NEW PORT RICHEY — When detectives looked at Donna Young dead in her bed, a pillow covering her face, their suspicions pointed them to the person who had found her like that: her son.
Over two days in April 2007, two Pasco sheriff's detectives questioned Ryan Young, then 24, about what happened to his mother, eventually confronting him about inconsistencies in what he said. Several times, he denied killing her. But another time, according to court records, he admitted to making the scene in her house on Hathaway Drive look like a robbery. He said he put the pillow over her face and pressed down.
He said he was glad she was dead, according to the records.
On Friday, a judge ruled that Young made all those statements voluntarily, when he was not in custody and free to leave the interviews.
As such, prosecutors can use them as evidence against him when he faces trial for the first-degree murder of Donna Young, who was 52.
Ryan Young, who remains in custody, faces life in prison if convicted. No trial date has been set. Prosecutor Mike Halkitis has said that the confessions make up the bulk of the state's case against him.

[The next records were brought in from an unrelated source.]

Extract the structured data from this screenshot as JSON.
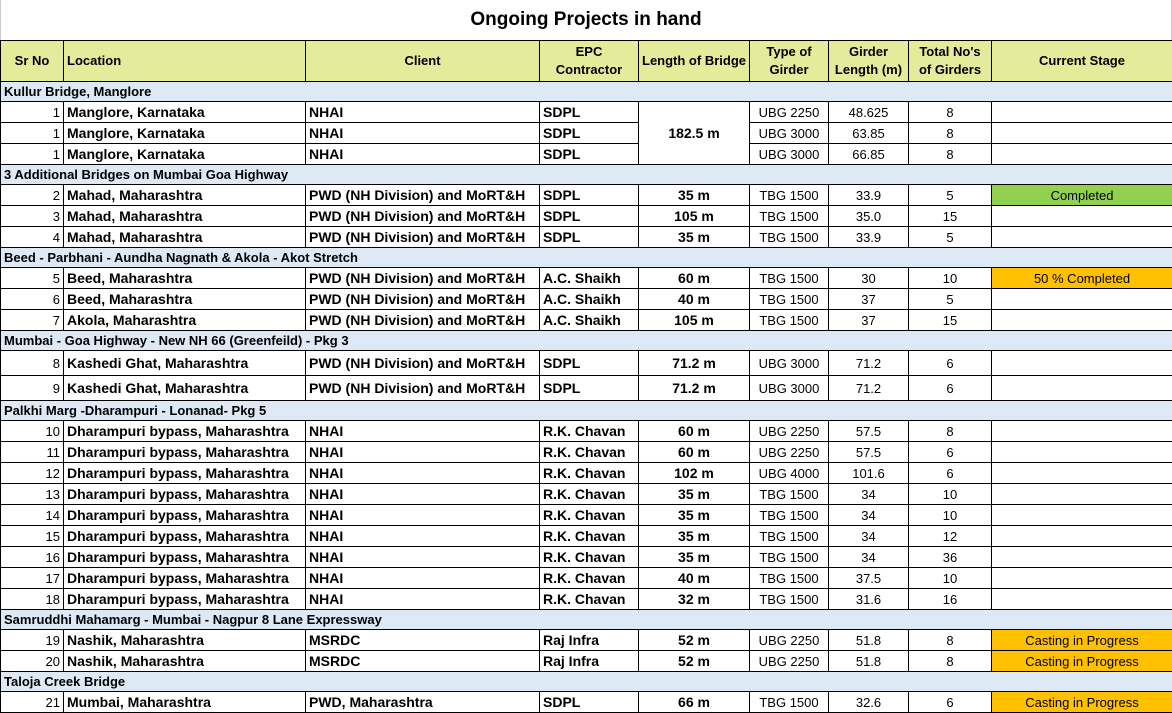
{
  "title": "Ongoing Projects in hand",
  "colors": {
    "header": "#e4ec9c",
    "group": "#dde9f5",
    "completed": "#92d050",
    "in_progress": "#ffc000"
  },
  "headers": [
    "Sr No",
    "Location",
    "Client",
    "EPC Contractor",
    "Length of Bridge",
    "Type of Girder",
    "Girder Length (m)",
    "Total No's of Girders",
    "Current Stage"
  ],
  "groups": [
    {
      "name": "Kullur Bridge, Manglore",
      "merged_length": "182.5 m",
      "rows": [
        [
          "1",
          "Manglore, Karnataka",
          "NHAI",
          "SDPL",
          "",
          "UBG 2250",
          "48.625",
          "8",
          ""
        ],
        [
          "1",
          "Manglore, Karnataka",
          "NHAI",
          "SDPL",
          "",
          "UBG 3000",
          "63.85",
          "8",
          ""
        ],
        [
          "1",
          "Manglore, Karnataka",
          "NHAI",
          "SDPL",
          "",
          "UBG 3000",
          "66.85",
          "8",
          ""
        ]
      ]
    },
    {
      "name": "3 Additional Bridges on Mumbai Goa Highway",
      "rows": [
        [
          "2",
          "Mahad, Maharashtra",
          "PWD (NH Division) and MoRT&H",
          "SDPL",
          "35 m",
          "TBG 1500",
          "33.9",
          "5",
          "Completed"
        ],
        [
          "3",
          "Mahad, Maharashtra",
          "PWD (NH Division) and MoRT&H",
          "SDPL",
          "105 m",
          "TBG 1500",
          "35.0",
          "15",
          ""
        ],
        [
          "4",
          "Mahad, Maharashtra",
          "PWD (NH Division) and MoRT&H",
          "SDPL",
          "35 m",
          "TBG 1500",
          "33.9",
          "5",
          ""
        ]
      ]
    },
    {
      "name": "Beed - Parbhani - Aundha Nagnath & Akola - Akot Stretch",
      "rows": [
        [
          "5",
          "Beed, Maharashtra",
          "PWD (NH Division) and MoRT&H",
          "A.C. Shaikh",
          "60 m",
          "TBG 1500",
          "30",
          "10",
          "50 % Completed"
        ],
        [
          "6",
          "Beed, Maharashtra",
          "PWD (NH Division) and MoRT&H",
          "A.C. Shaikh",
          "40 m",
          "TBG 1500",
          "37",
          "5",
          ""
        ],
        [
          "7",
          "Akola, Maharashtra",
          "PWD (NH Division) and MoRT&H",
          "A.C. Shaikh",
          "105 m",
          "TBG 1500",
          "37",
          "15",
          ""
        ]
      ]
    },
    {
      "name": "Mumbai - Goa Highway - New NH 66 (Greenfeild) - Pkg 3",
      "tall": true,
      "rows": [
        [
          "8",
          "Kashedi Ghat, Maharashtra",
          "PWD (NH Division) and MoRT&H",
          "SDPL",
          "71.2 m",
          "UBG 3000",
          "71.2",
          "6",
          ""
        ],
        [
          "9",
          "Kashedi Ghat, Maharashtra",
          "PWD (NH Division) and MoRT&H",
          "SDPL",
          "71.2 m",
          "UBG 3000",
          "71.2",
          "6",
          ""
        ]
      ]
    },
    {
      "name": "Palkhi Marg -Dharampuri - Lonanad- Pkg 5",
      "rows": [
        [
          "10",
          "Dharampuri bypass, Maharashtra",
          "NHAI",
          "R.K. Chavan",
          "60 m",
          "UBG 2250",
          "57.5",
          "8",
          ""
        ],
        [
          "11",
          "Dharampuri bypass, Maharashtra",
          "NHAI",
          "R.K. Chavan",
          "60 m",
          "UBG 2250",
          "57.5",
          "6",
          ""
        ],
        [
          "12",
          "Dharampuri bypass, Maharashtra",
          "NHAI",
          "R.K. Chavan",
          "102 m",
          "UBG 4000",
          "101.6",
          "6",
          ""
        ],
        [
          "13",
          "Dharampuri bypass, Maharashtra",
          "NHAI",
          "R.K. Chavan",
          "35 m",
          "TBG 1500",
          "34",
          "10",
          ""
        ],
        [
          "14",
          "Dharampuri bypass, Maharashtra",
          "NHAI",
          "R.K. Chavan",
          "35 m",
          "TBG 1500",
          "34",
          "10",
          ""
        ],
        [
          "15",
          "Dharampuri bypass, Maharashtra",
          "NHAI",
          "R.K. Chavan",
          "35 m",
          "TBG 1500",
          "34",
          "12",
          ""
        ],
        [
          "16",
          "Dharampuri bypass, Maharashtra",
          "NHAI",
          "R.K. Chavan",
          "35 m",
          "TBG 1500",
          "34",
          "36",
          ""
        ],
        [
          "17",
          "Dharampuri bypass, Maharashtra",
          "NHAI",
          "R.K. Chavan",
          "40 m",
          "TBG 1500",
          "37.5",
          "10",
          ""
        ],
        [
          "18",
          "Dharampuri bypass, Maharashtra",
          "NHAI",
          "R.K. Chavan",
          "32 m",
          "TBG 1500",
          "31.6",
          "16",
          ""
        ]
      ]
    },
    {
      "name": "Samruddhi Mahamarg - Mumbai - Nagpur 8 Lane Expressway",
      "rows": [
        [
          "19",
          "Nashik, Maharashtra",
          "MSRDC",
          "Raj Infra",
          "52 m",
          "UBG 2250",
          "51.8",
          "8",
          "Casting in Progress"
        ],
        [
          "20",
          "Nashik, Maharashtra",
          "MSRDC",
          "Raj Infra",
          "52 m",
          "UBG 2250",
          "51.8",
          "8",
          "Casting in Progress"
        ]
      ]
    },
    {
      "name": "Taloja Creek Bridge",
      "rows": [
        [
          "21",
          "Mumbai, Maharashtra",
          "PWD, Maharashtra",
          "SDPL",
          "66 m",
          "TBG 1500",
          "32.6",
          "6",
          "Casting in Progress"
        ]
      ]
    }
  ]
}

Young's attorney, Assistant Public Defender Dean Livermore, in a motion to suppress the confessions, had argued that the detectives intimidated and coerced Young to talk. He said they failed to read him his Miranda rights, which protect people from incriminating themselves, until after he had confessed.
Ryan Young called 911 just before noon April 17, 2007. Authorities say he was planning to steal his mother's ring to hock for cash and was surprised to find her home. Donna Young suffered from advanced multiple sclerosis, but she remained active and social and was beloved in her neighborhood.
When her son saw her in bed, he held a pillow over her face for about a minute. Then he opened drawers and cut a window screen to make it look like a break-in, sheriff's reports say.
He first talked to a detective while sitting outside the house in an unmarked patrol car. The interview was recorded, and Judge Thane Covert wrote in his order that the questions pertained mostly to the circumstances of Donna Young's discovery.
Ryan Young was asked if he had anything to do with her death; he denied that he did. After about 30 minutes, he got out of the car and joined his friends.
Later that day, he agreed to meet with detectives at the Sheriff's Office in an interview room.
"The defendant voluntarily came to the office and was told that he was not under arrest," Covert wrote. "He was not restrained in any manner."
They talked for about two hours. The detective, Covert wrote, was "sympathetic, conversational and polite." After a while, Young took a cigarette break, then returned and was read his Miranda rights.
He said he wanted to quit for the day, but then agreed to talk a little longer. That's when he made the incriminating admissions, Covert wrote.
A sergeant came into the room and confronted Young about his statements, sometimes raising his voice. Young asked for the door to be closed for privacy. He left soon after.
Covert cited case law that says when an interview starts out as voluntary but graduates to an interrogation, that still does not mean the person is considered to be in custody.
The day after Donna Young was found dead, detectives went back to talk to her son again. This time they told him what an autopsy found to be the cause of death: suffocation.